William Arkin, de Newsweek, est prisonnier de ses sources, un problème qui se retrouve dans tous les reportages occidentaux sur le conflit en Ukraine.

1 Sep 2022 – Six mois après le début de l' »Opération militaire spéciale » de la Russie, les reportages contestant les faits qui constituent l’approche des médias occidentaux dans la couverture du conflit en Ukraine sont devenus évidents pour tout public averti.

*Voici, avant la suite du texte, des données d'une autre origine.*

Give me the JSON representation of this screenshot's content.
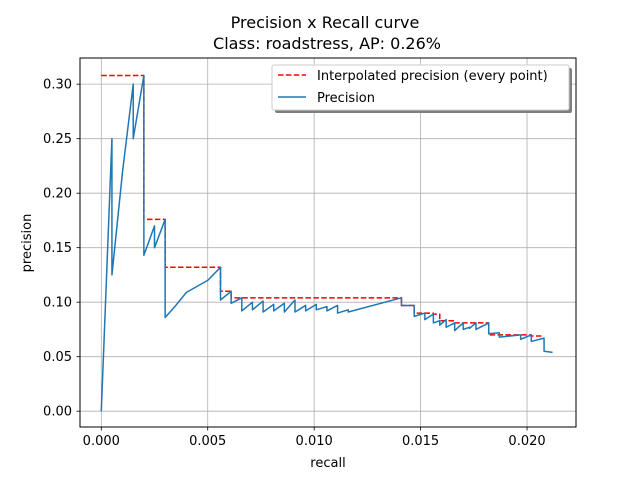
{
  "chart_data": {
    "type": "line",
    "title": "Precision x Recall curve",
    "subtitle": "Class: roadstress, AP: 0.26%",
    "xlabel": "recall",
    "ylabel": "precision",
    "xlim": [
      -0.001,
      0.0223
    ],
    "ylim": [
      -0.0145,
      0.324
    ],
    "grid": true,
    "legend_position": "top-right",
    "x_ticks": [
      {
        "value": 0.0,
        "label": "0.000"
      },
      {
        "value": 0.005,
        "label": "0.005"
      },
      {
        "value": 0.01,
        "label": "0.010"
      },
      {
        "value": 0.015,
        "label": "0.015"
      },
      {
        "value": 0.02,
        "label": "0.020"
      }
    ],
    "y_ticks": [
      {
        "value": 0.0,
        "label": "0.00"
      },
      {
        "value": 0.05,
        "label": "0.05"
      },
      {
        "value": 0.1,
        "label": "0.10"
      },
      {
        "value": 0.15,
        "label": "0.15"
      },
      {
        "value": 0.2,
        "label": "0.20"
      },
      {
        "value": 0.25,
        "label": "0.25"
      },
      {
        "value": 0.3,
        "label": "0.30"
      }
    ],
    "series": [
      {
        "name": "Interpolated precision (every point)",
        "color": "#ff0000",
        "style": "dashed",
        "x": [
          0.0,
          0.002,
          0.002,
          0.003,
          0.003,
          0.0056,
          0.0056,
          0.0061,
          0.0061,
          0.0141,
          0.0141,
          0.0147,
          0.0147,
          0.0156,
          0.0156,
          0.0159,
          0.0159,
          0.0166,
          0.0166,
          0.0182,
          0.0182,
          0.0202,
          0.0202,
          0.0208
        ],
        "y": [
          0.308,
          0.308,
          0.176,
          0.176,
          0.132,
          0.132,
          0.11,
          0.11,
          0.104,
          0.104,
          0.097,
          0.097,
          0.09,
          0.09,
          0.089,
          0.089,
          0.083,
          0.083,
          0.081,
          0.081,
          0.07,
          0.07,
          0.069,
          0.069
        ]
      },
      {
        "name": "Precision",
        "color": "#1f77b4",
        "style": "solid",
        "x": [
          0.0,
          0.0005,
          0.0005,
          0.001,
          0.0015,
          0.0015,
          0.002,
          0.002,
          0.0025,
          0.0025,
          0.003,
          0.003,
          0.0035,
          0.004,
          0.005,
          0.0056,
          0.0056,
          0.0061,
          0.0061,
          0.0066,
          0.0066,
          0.0071,
          0.0071,
          0.0076,
          0.0076,
          0.0081,
          0.0081,
          0.0086,
          0.0086,
          0.0091,
          0.0091,
          0.0096,
          0.0096,
          0.0101,
          0.0101,
          0.0106,
          0.0106,
          0.0111,
          0.0111,
          0.0116,
          0.0116,
          0.0141,
          0.0141,
          0.0147,
          0.0147,
          0.0152,
          0.0152,
          0.0156,
          0.0156,
          0.0159,
          0.0159,
          0.0162,
          0.0162,
          0.0166,
          0.0166,
          0.017,
          0.017,
          0.0173,
          0.0173,
          0.0176,
          0.0176,
          0.0182,
          0.0182,
          0.0187,
          0.0187,
          0.0197,
          0.0197,
          0.0202,
          0.0202,
          0.0208,
          0.0208,
          0.0212
        ],
        "y": [
          0.0,
          0.25,
          0.125,
          0.22,
          0.3,
          0.25,
          0.308,
          0.143,
          0.17,
          0.15,
          0.176,
          0.086,
          0.097,
          0.109,
          0.12,
          0.132,
          0.102,
          0.11,
          0.099,
          0.104,
          0.092,
          0.1,
          0.093,
          0.101,
          0.091,
          0.098,
          0.092,
          0.099,
          0.091,
          0.102,
          0.091,
          0.097,
          0.092,
          0.098,
          0.093,
          0.096,
          0.092,
          0.097,
          0.09,
          0.093,
          0.091,
          0.104,
          0.097,
          0.097,
          0.087,
          0.09,
          0.084,
          0.089,
          0.081,
          0.083,
          0.079,
          0.084,
          0.077,
          0.081,
          0.074,
          0.081,
          0.075,
          0.077,
          0.076,
          0.081,
          0.075,
          0.081,
          0.071,
          0.072,
          0.068,
          0.07,
          0.066,
          0.07,
          0.064,
          0.067,
          0.055,
          0.054
        ]
      }
    ]
  }
}
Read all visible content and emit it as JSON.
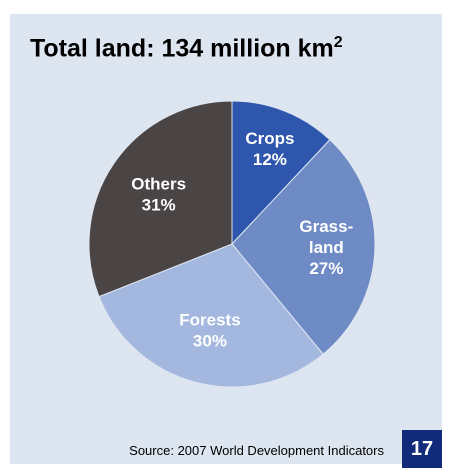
{
  "header": {
    "title_text": "Total land: 134 million km",
    "title_sup": "2"
  },
  "chart_data": {
    "type": "pie",
    "slices": [
      {
        "label": [
          "Crops"
        ],
        "value": 12,
        "pct": "12%",
        "color": "#2e56ad",
        "label_color": "#ffffff"
      },
      {
        "label": [
          "Grass-",
          "land"
        ],
        "value": 27,
        "pct": "27%",
        "color": "#6e8bc6",
        "label_color": "#ffffff"
      },
      {
        "label": [
          "Forests"
        ],
        "value": 30,
        "pct": "30%",
        "color": "#a3b7df",
        "label_color": "#ffffff"
      },
      {
        "label": [
          "Others"
        ],
        "value": 31,
        "pct": "31%",
        "color": "#4a4444",
        "label_color": "#ffffff"
      }
    ],
    "start_angle_deg": 0,
    "direction": "clockwise"
  },
  "footer": {
    "source": "Source: 2007 World Development Indicators",
    "page_number": "17"
  }
}
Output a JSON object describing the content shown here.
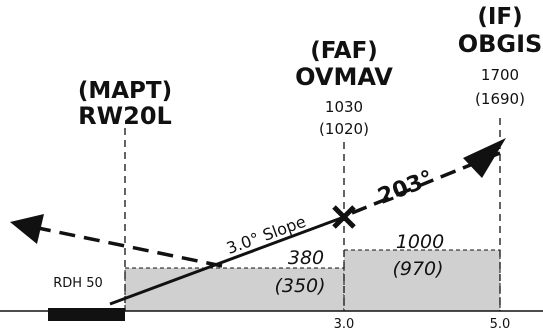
{
  "fixes": {
    "mapt": {
      "type": "(MAPT)",
      "name": "RW20L"
    },
    "faf": {
      "type": "(FAF)",
      "name": "OVMAV",
      "altitude": "1030",
      "altitude_alt": "(1020)"
    },
    "if": {
      "type": "(IF)",
      "name": "OBGIS",
      "altitude": "1700",
      "altitude_alt": "(1690)"
    }
  },
  "glide_path": {
    "slope_label": "3.0° Slope",
    "rdh_label": "RDH 50"
  },
  "course_label": "203°",
  "segment_altitudes": {
    "final": {
      "value": "380",
      "value_alt": "(350)"
    },
    "intermediate": {
      "value": "1000",
      "value_alt": "(970)"
    }
  },
  "distances": {
    "faf": "3.0",
    "if": "5.0"
  },
  "colors": {
    "ink": "#111111",
    "obstacle_box_fill": "#d0d0d0",
    "background": "#ffffff"
  }
}
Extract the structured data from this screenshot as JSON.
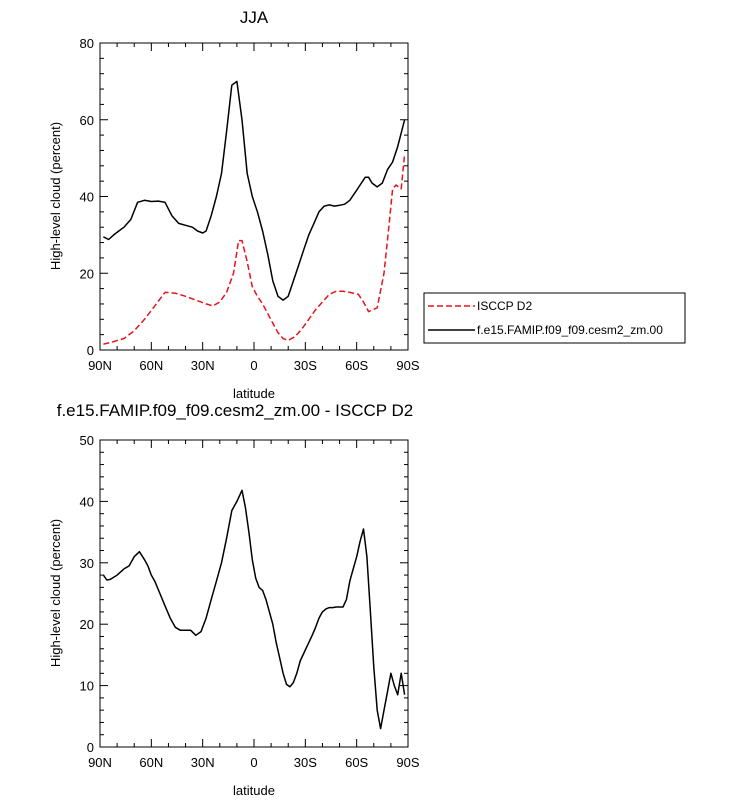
{
  "chart_data": [
    {
      "type": "line",
      "title": "JJA",
      "xlabel": "latitude",
      "ylabel": "High-level cloud (percent)",
      "xlim": [
        -90,
        90
      ],
      "ylim": [
        0,
        80
      ],
      "x_ticks": [
        -90,
        -60,
        -30,
        0,
        30,
        60,
        90
      ],
      "x_tick_labels": [
        "90N",
        "60N",
        "30N",
        "0",
        "30S",
        "60S",
        "90S"
      ],
      "y_ticks": [
        0,
        20,
        40,
        60,
        80
      ],
      "y_tick_labels": [
        "0",
        "20",
        "40",
        "60",
        "80"
      ],
      "legend_position": "right",
      "series": [
        {
          "name": "ISCCP D2",
          "color": "#e8141c",
          "dash": "dashed",
          "x": [
            -88,
            -82,
            -76,
            -70,
            -64,
            -58,
            -52,
            -46,
            -40,
            -34,
            -28,
            -24,
            -20,
            -16,
            -12,
            -9,
            -7,
            -4,
            -1,
            2,
            5,
            8,
            11,
            14,
            17,
            20,
            24,
            28,
            32,
            36,
            40,
            44,
            48,
            52,
            56,
            61,
            64,
            67,
            72,
            76,
            79,
            81,
            83,
            86,
            88
          ],
          "y": [
            1.5,
            2.2,
            3,
            5,
            8,
            11.5,
            15,
            14.8,
            14,
            13,
            12,
            11.5,
            12.5,
            15,
            20,
            28.5,
            28.5,
            23,
            16.5,
            14,
            12,
            9.5,
            7,
            4.5,
            3,
            2.5,
            3.5,
            5.5,
            8,
            10.5,
            12.5,
            14.5,
            15.3,
            15.3,
            15,
            14.5,
            12.5,
            10,
            11,
            20,
            33,
            42,
            43,
            42,
            51
          ]
        },
        {
          "name": "f.e15.FAMIP.f09_f09.cesm2_zm.00",
          "color": "#000000",
          "dash": "solid",
          "x": [
            -88,
            -85,
            -82,
            -79,
            -76,
            -72,
            -68,
            -64,
            -60,
            -56,
            -52,
            -48,
            -44,
            -40,
            -36,
            -33,
            -30,
            -28,
            -25,
            -22,
            -19,
            -16,
            -13,
            -10,
            -7,
            -4,
            -1,
            2,
            5,
            8,
            11,
            14,
            17,
            20,
            23,
            26,
            29,
            32,
            35,
            38,
            41,
            44,
            47,
            50,
            53,
            56,
            59,
            62,
            65,
            67,
            69,
            72,
            75,
            78,
            81,
            84,
            88
          ],
          "y": [
            29.5,
            28.8,
            30,
            31,
            32,
            34,
            38.5,
            39,
            38.7,
            38.8,
            38.5,
            35,
            33,
            32.5,
            32,
            31,
            30.5,
            31,
            35,
            40,
            46,
            57,
            69,
            70,
            60,
            46,
            40,
            36,
            31,
            25,
            18,
            14,
            13,
            14,
            18,
            22,
            26,
            30,
            33,
            36,
            37.5,
            37.8,
            37.5,
            37.7,
            38,
            39,
            41,
            43,
            45,
            45,
            43.5,
            42.5,
            43.5,
            47,
            49,
            53,
            60
          ]
        }
      ]
    },
    {
      "type": "line",
      "title": "f.e15.FAMIP.f09_f09.cesm2_zm.00 - ISCCP D2",
      "xlabel": "latitude",
      "ylabel": "High-level cloud (percent)",
      "xlim": [
        -90,
        90
      ],
      "ylim": [
        0,
        50
      ],
      "x_ticks": [
        -90,
        -60,
        -30,
        0,
        30,
        60,
        90
      ],
      "x_tick_labels": [
        "90N",
        "60N",
        "30N",
        "0",
        "30S",
        "60S",
        "90S"
      ],
      "y_ticks": [
        0,
        10,
        20,
        30,
        40,
        50
      ],
      "y_tick_labels": [
        "0",
        "10",
        "20",
        "30",
        "40",
        "50"
      ],
      "series": [
        {
          "color": "#000000",
          "dash": "solid",
          "x": [
            -88,
            -86,
            -84,
            -80,
            -76,
            -73,
            -70,
            -67,
            -64,
            -62,
            -60,
            -58,
            -55,
            -52,
            -49,
            -46,
            -43,
            -40,
            -37,
            -34,
            -31,
            -28,
            -25,
            -22,
            -19,
            -16,
            -13,
            -10,
            -7,
            -5,
            -3,
            -1,
            1,
            3,
            5,
            7,
            9,
            11,
            13,
            15,
            17,
            19,
            21,
            23,
            25,
            27,
            30,
            32,
            34,
            36,
            38,
            40,
            42,
            44,
            46,
            48,
            50,
            52,
            54,
            56,
            58,
            60,
            62,
            64,
            66,
            68,
            70,
            72,
            74,
            76,
            78,
            80,
            82,
            84,
            86,
            88
          ],
          "y": [
            28,
            27.2,
            27.3,
            28,
            29,
            29.5,
            31,
            31.8,
            30.5,
            29.5,
            28,
            27,
            25,
            23,
            21,
            19.5,
            19,
            19,
            19,
            18.2,
            18.8,
            21,
            24,
            27,
            30,
            34,
            38.5,
            40,
            41.8,
            39,
            35,
            30.5,
            27.5,
            26,
            25.5,
            24,
            22,
            20,
            17,
            14.5,
            12,
            10.2,
            9.8,
            10.5,
            12,
            14,
            15.8,
            17,
            18.2,
            19.5,
            21,
            22,
            22.5,
            22.7,
            22.7,
            22.8,
            22.8,
            22.8,
            24,
            27,
            29,
            31,
            33.5,
            35.5,
            31,
            22,
            13,
            6,
            3,
            6,
            9,
            12,
            10,
            8.5,
            12,
            8.5
          ]
        }
      ]
    }
  ]
}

Ce que l’on comprend moins, c’est pourquoi quelqu’un a sacrifié son intégrité pour participer à une telle mascarade. L’histoire de William Arkin en est un bon exemple.

Le 30 mars (un peu plus d’un mois après le début de la guerre), Arkin a écrit un article qui commençait par la phrase suivante : « Les forces armées russes atteignent un état d’épuisement, bloquées sur le champ de bataille et incapables de réaliser des gains supplémentaires, tandis que l’Ukraine les repousse lentement, continuant à infliger des destructions aux envahisseurs. »

Arkin poursuit en citant un « officier de haut niveau de la Defense Intelligence Agency », s’exprimant sous couvert d’anonymat, qui a déclaré que « la guerre en Ukraine est terminée. »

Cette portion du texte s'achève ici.